Well, hello again.....

So, I just haven't had the energy to keep up with this blog. I really doubt too many of you are that disappointed. But, for those of you who are checking for updates on Emerson I thought I would post a quick note about what has transpired since my last post.

~The milk/dairy-free diet DID NOT work. And, she was a real trooper for the 4 weeks we tried it. When we got word from the doctor that it was okay to quit the diet we drove through McD's to Emerson a chocolate shake. She took one sip, looked at me and said, "oh my goodness mom, this is sooooooooo delicious!" It was too cute and I was so happy she was happy.

~Unfortunately because the diet didn't work, her hemoglobin and hematocrit levels have continued to decline. She is nearing transfusion (blood) levels so we are now taking very proactive steps in finding the source of the bleeding.......

~Which means that she will be having exploratory surgery. We meet with the pediatric surgeon on June 22nd. He is currently the Chief of Surgery at Children's in Plano so we feel confident in his abilities. And with today's technology, this is considered to be a fairly noninvasive surgery with the main risk being general anesthesia. And, we know she has done well the other times she has been put under. Other than some mild nausea (that is controlled quickly with some IV meds), she bounces right back.

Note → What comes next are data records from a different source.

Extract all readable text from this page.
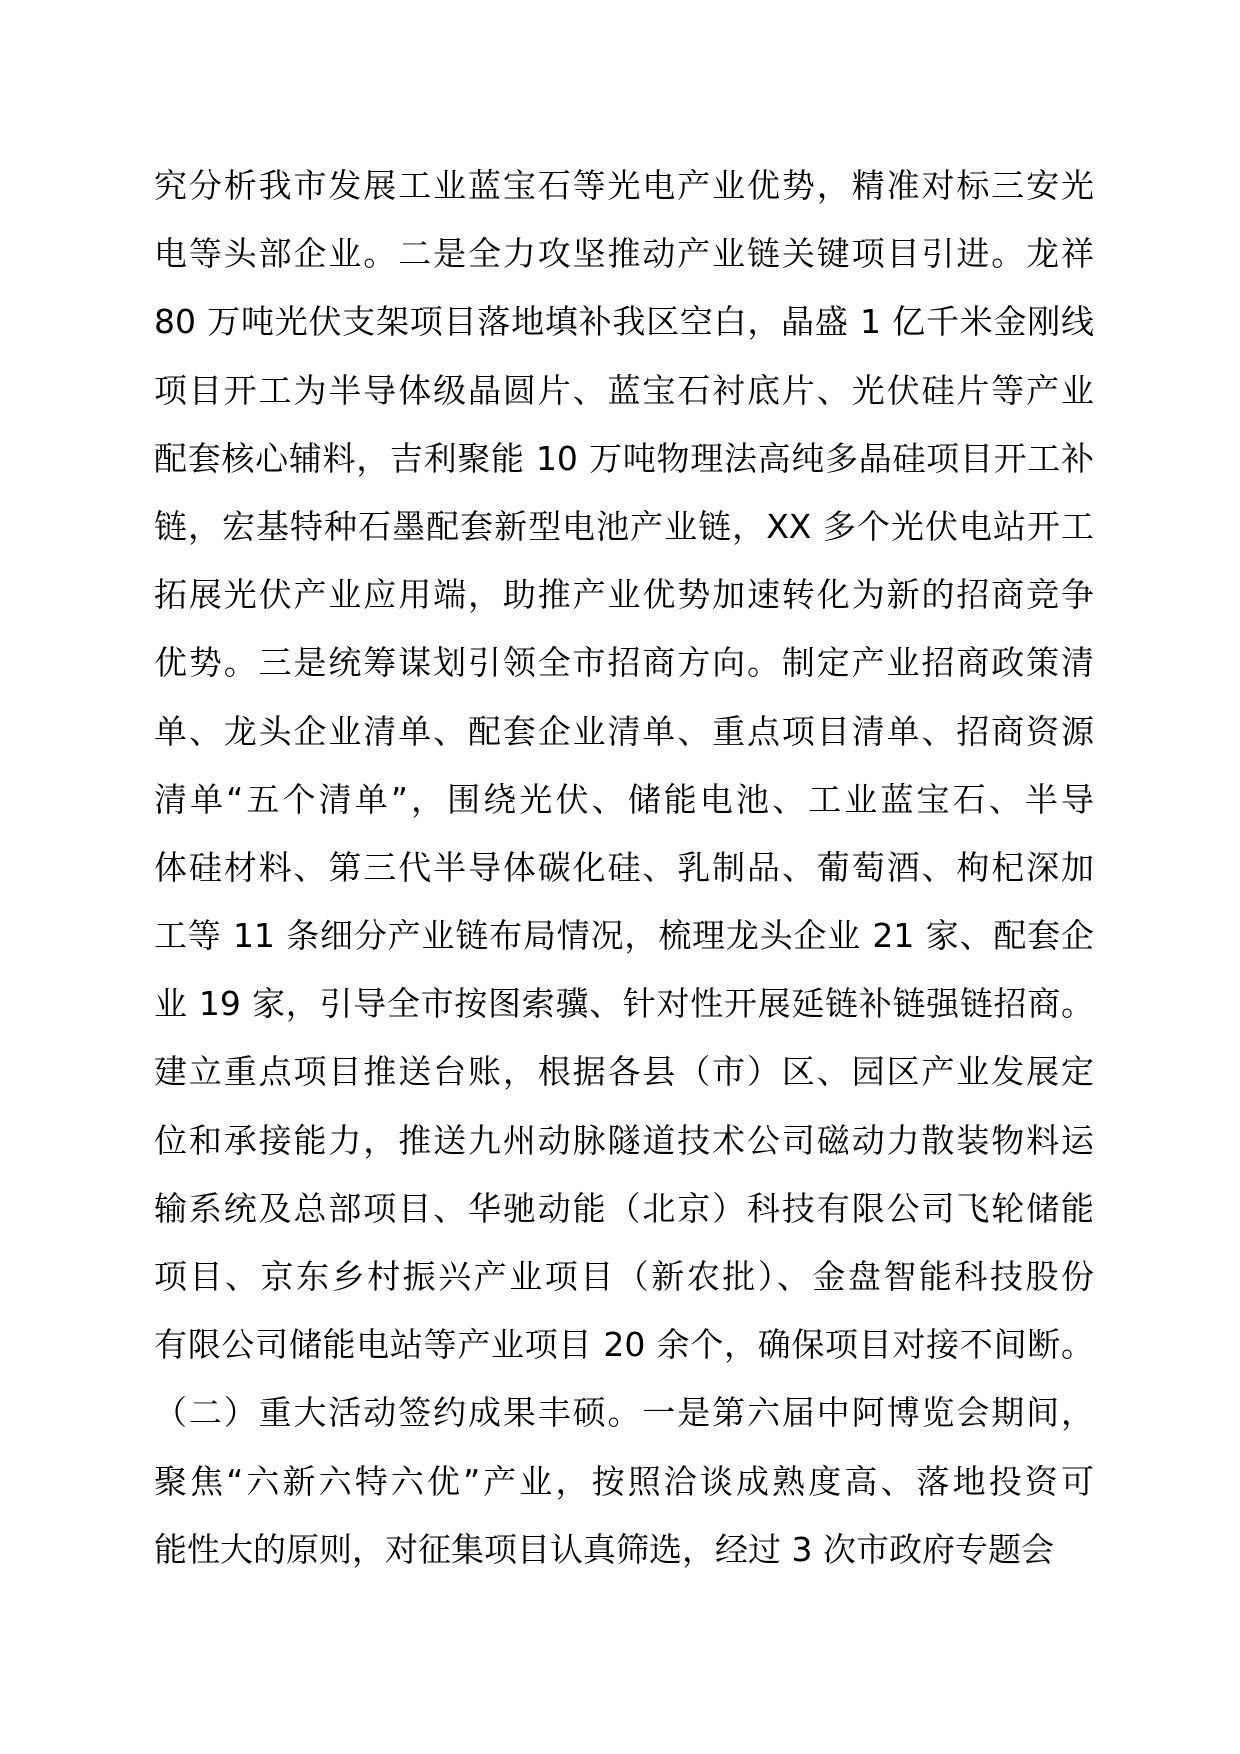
究分析我市发展工业蓝宝石等光电产业优势，精准对标三安光
电等头部企业。二是全力攻坚推动产业链关键项目引进。龙祥
80 万吨光伏支架项目落地填补我区空白，晶盛 1 亿千米金刚线
项目开工为半导体级晶圆片、蓝宝石衬底片、光伏硅片等产业
配套核心辅料，吉利聚能 10 万吨物理法高纯多晶硅项目开工补
链，宏基特种石墨配套新型电池产业链，XX 多个光伏电站开工
拓展光伏产业应用端，助推产业优势加速转化为新的招商竞争
优势。三是统筹谋划引领全市招商方向。制定产业招商政策清
单、龙头企业清单、配套企业清单、重点项目清单、招商资源
清单“五个清单”，围绕光伏、储能电池、工业蓝宝石、半导
体硅材料、第三代半导体碳化硅、乳制品、葡萄酒、枸杞深加
工等 11 条细分产业链布局情况，梳理龙头企业 21 家、配套企
业 19 家，引导全市按图索骥、针对性开展延链补链强链招商。
建立重点项目推送台账，根据各县（市）区、园区产业发展定
位和承接能力，推送九州动脉隧道技术公司磁动力散装物料运
输系统及总部项目、华驰动能（北京）科技有限公司飞轮储能
项目、京东乡村振兴产业项目（新农批）、金盘智能科技股份
有限公司储能电站等产业项目 20 余个，确保项目对接不间断。
（二）重大活动签约成果丰硕。一是第六届中阿博览会期间，
聚焦“六新六特六优”产业，按照洽谈成熟度高、落地投资可
能性大的原则，对征集项目认真筛选，经过 3 次市政府专题会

~The surgeon will cut a small opening at her belly button and insert an instrument that guides through the entire digestive tract to look for the site of the bleeding. They still hold true to the theory that it is a Meckel's diverticulum or lesion from an ulcer which should be visible to the surgeon.

~Tomorrow, Emerson will have another Meckel's scan at Children's to check ONE more time to see if they can see any abnormal growths before the surgery

~We are hoping the surgery will provide the doctors with the answers we have been waiting for since all this started over a year ago.

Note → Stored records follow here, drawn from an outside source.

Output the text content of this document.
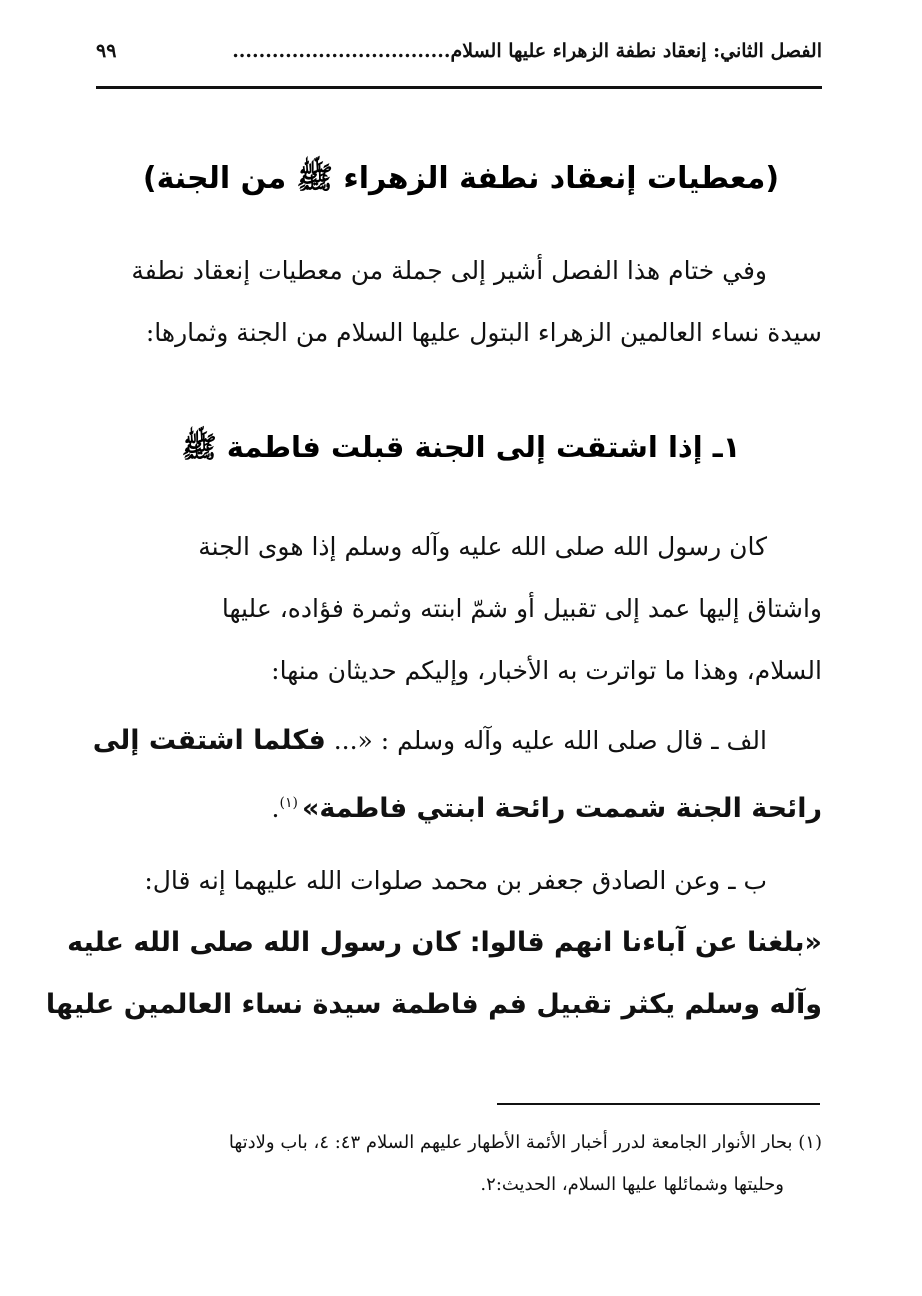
الفصل الثاني: إنعقاد نطفة الزهراء عليها السلام.................................
٩٩
(معطيات إنعقاد نطفة الزهراء ﷺ من الجنة)
وفي ختام هذا الفصل أشير إلى جملة من معطيات إنعقاد نطفة
سيدة نساء العالمين الزهراء البتول عليها السلام من الجنة وثمارها:
١ـ إذا اشتقت إلى الجنة قبلت فاطمة ﷺ
كان رسول الله صلى الله عليه وآله وسلم إذا هوى الجنة
واشتاق إليها عمد إلى تقبيل أو شمّ ابنته وثمرة فؤاده، عليها
السلام، وهذا ما تواترت به الأخبار، وإليكم حديثان منها:
الف ـ قال صلى الله عليه وآله وسلم : «... فكلما اشتقت إلى
رائحة الجنة شممت رائحة ابنتي فاطمة»$^{(١)}$.
ب ـ وعن الصادق جعفر بن محمد صلوات الله عليهما إنه قال:
«بلغنا عن آباءنا انهم قالوا: كان رسول الله صلى الله عليه
وآله وسلم يكثر تقبيل فم فاطمة سيدة نساء العالمين عليها
(١) بحار الأنوار الجامعة لدرر أخبار الأئمة الأطهار عليهم السلام ٤٣: ٤، باب ولادتها
وحليتها وشمائلها عليها السلام، الحديث:٢.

~If not, we already have a plan B. Our pediatrician would then refer us to the MayoClinic for pediatrics (which is in Minnesota). Think Dr. House from the television show. Basically, you go for about a week where you are set up with a team of doctors that specialize in different parts of the body and do a battery of tests in hopes that they can solve "this medical mystery" that the doctors keep referring to. It is just so discouraging every time the doctor comes back without any answers and says, "Emerson is STILL just a mystery to us."

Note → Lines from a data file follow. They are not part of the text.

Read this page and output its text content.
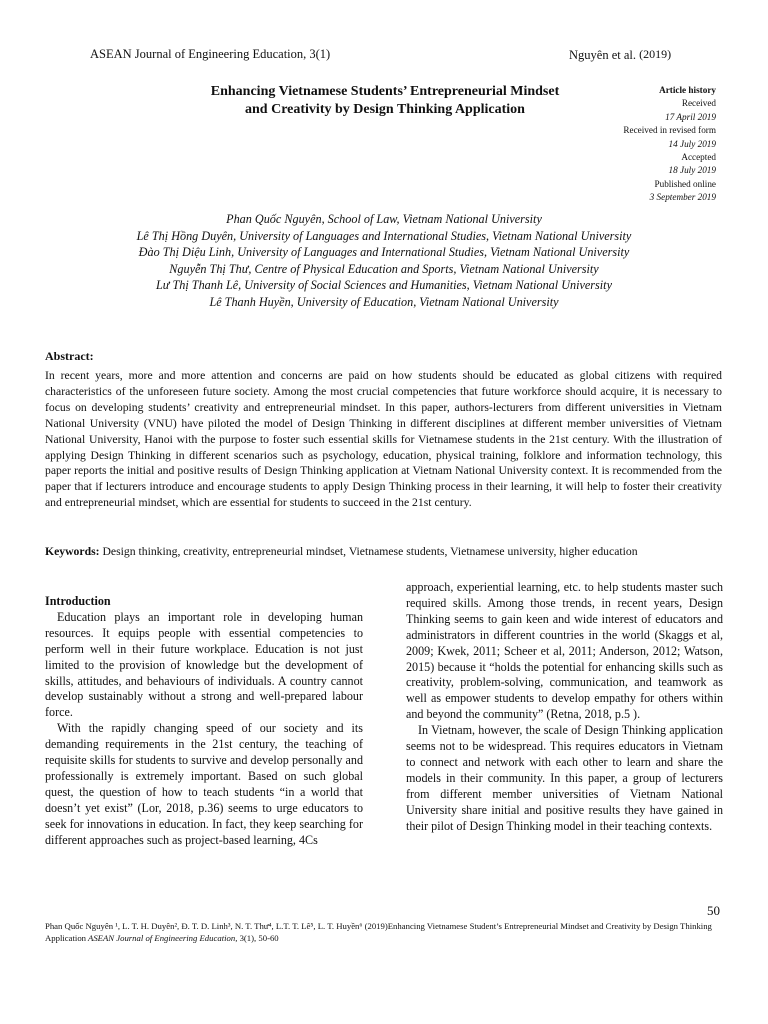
ASEAN Journal of Engineering Education, 3(1)	Nguyên et al. $^{(2019)}$
Enhancing Vietnamese Students’ Entrepreneurial Mindset
and Creativity by Design Thinking Application
Article history
Received
17 April 2019
Received in revised form
14 July 2019
Accepted
18 July 2019
Published online
3 September 2019
Phan Quốc Nguyên, School of Law, Vietnam National University
Lê Thị Hồng Duyên, University of Languages and International Studies, Vietnam National University
Đào Thị Diệu Linh, University of Languages and International Studies, Vietnam National University
Nguyễn Thị Thư, Centre of Physical Education and Sports, Vietnam National University
Lư Thị Thanh Lê, University of Social Sciences and Humanities, Vietnam National University
Lê Thanh Huyền, University of Education, Vietnam National University
Abstract:
In recent years, more and more attention and concerns are paid on how students should be educated as global citizens with required characteristics of the unforeseen future society. Among the most crucial competencies that future workforce should acquire, it is necessary to focus on developing students’ creativity and entrepreneurial mindset. In this paper, authors-lecturers from different universities in Vietnam National University (VNU) have piloted the model of Design Thinking in different disciplines at different member universities of Vietnam National University, Hanoi with the purpose to foster such essential skills for Vietnamese students in the 21st century. With the illustration of applying Design Thinking in different scenarios such as psychology, education, physical training, folklore and information technology, this paper reports the initial and positive results of Design Thinking application at Vietnam National University context. It is recommended from the paper that if lecturers introduce and encourage students to apply Design Thinking process in their learning, it will help to foster their creativity and entrepreneurial mindset, which are essential for students to succeed in the 21st century.
Keywords: Design thinking, creativity, entrepreneurial mindset, Vietnamese students, Vietnamese university, higher education

Introduction

Education plays an important role in developing human resources. It equips people with essential competencies to perform well in their future workplace. Education is not just limited to the provision of knowledge but the development of skills, attitudes, and behaviours of individuals. A country cannot develop sustainably without a strong and well-prepared labour force.

With the rapidly changing speed of our society and its demanding requirements in the 21st century, the teaching of requisite skills for students to survive and develop personally and professionally is extremely important. Based on such global quest, the question of how to teach students “in a world that doesn’t yet exist” (Lor, 2018, p.36) seems to urge educators to seek for innovations in education. In fact, they keep searching for different approaches such as project-based learning, 4Cs

approach, experiential learning, etc. to help students master such required skills. Among those trends, in recent years, Design Thinking seems to gain keen and wide interest of educators and administrators in different countries in the world (Skaggs et al, 2009; Kwek, 2011; Scheer et al, 2011; Anderson, 2012; Watson, 2015) because it “holds the potential for enhancing skills such as creativity, problem-solving, communication, and teamwork as well as empower students to develop empathy for others within and beyond the community” (Retna, 2018, p.5 ).

In Vietnam, however, the scale of Design Thinking application seems not to be widespread. This requires educators in Vietnam to connect and network with each other to learn and share the models in their community. In this paper, a group of lecturers from different member universities of Vietnam National University share initial and positive results they have gained in their pilot of Design Thinking model in their teaching contexts.

50
Phan Quốc Nguyên ¹, L. T. H. Duyên², Đ. T. D. Linh³, N. T. Thư⁴, L.T. T. Lê⁵, L. T. Huyền⁶ (2019)Enhancing Vietnamese Student’s Entrepreneurial Mindset and Creativity by Design Thinking Application ASEAN Journal of Engineering Education, 3(1), 50-60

~However, we do feel confident that the problem (once it is officially diagnosed) can easily be fixed. She has been through so many tests and has been carefully monitored that we know the big answer isn't going to be a tumor or cancer or any other horrible word. I feel so much empathy for mothers and fathers out there that have to watch their children suffer through the rigors of cancer. I have a hard time watching Emerson get her blood taken, I can not imagine what those parents and children go through during treatment of such a terrible disease. All in all, I would say that Jamie and I are pretty darn lucky and blessed.

Okay, so that wasn't exactly a quick note. I will try to be better about posting on a more regular basis. The other 2 kiddos are doing fantastic! Pierce is going to be ONE exactly 2 weeks from today. I can't even imagine the emotions I will feel that day. He is my last baby and it has all gone by TOO fast. I'll try to put a post about him after his birthday to let you all know what he's been up to.

Please keep Emerson in your thoughts tomorrow. Even though she has become a pro with all the procedures she has done, she still doesn't WANT to go to Children's tomorrow. She knows the drill, but it doesn't make it any easier on either one of us.

I'll end on a light note: GO CELTICS! SQUASH KOBE!!! (Gosh, I can't stand that guy!)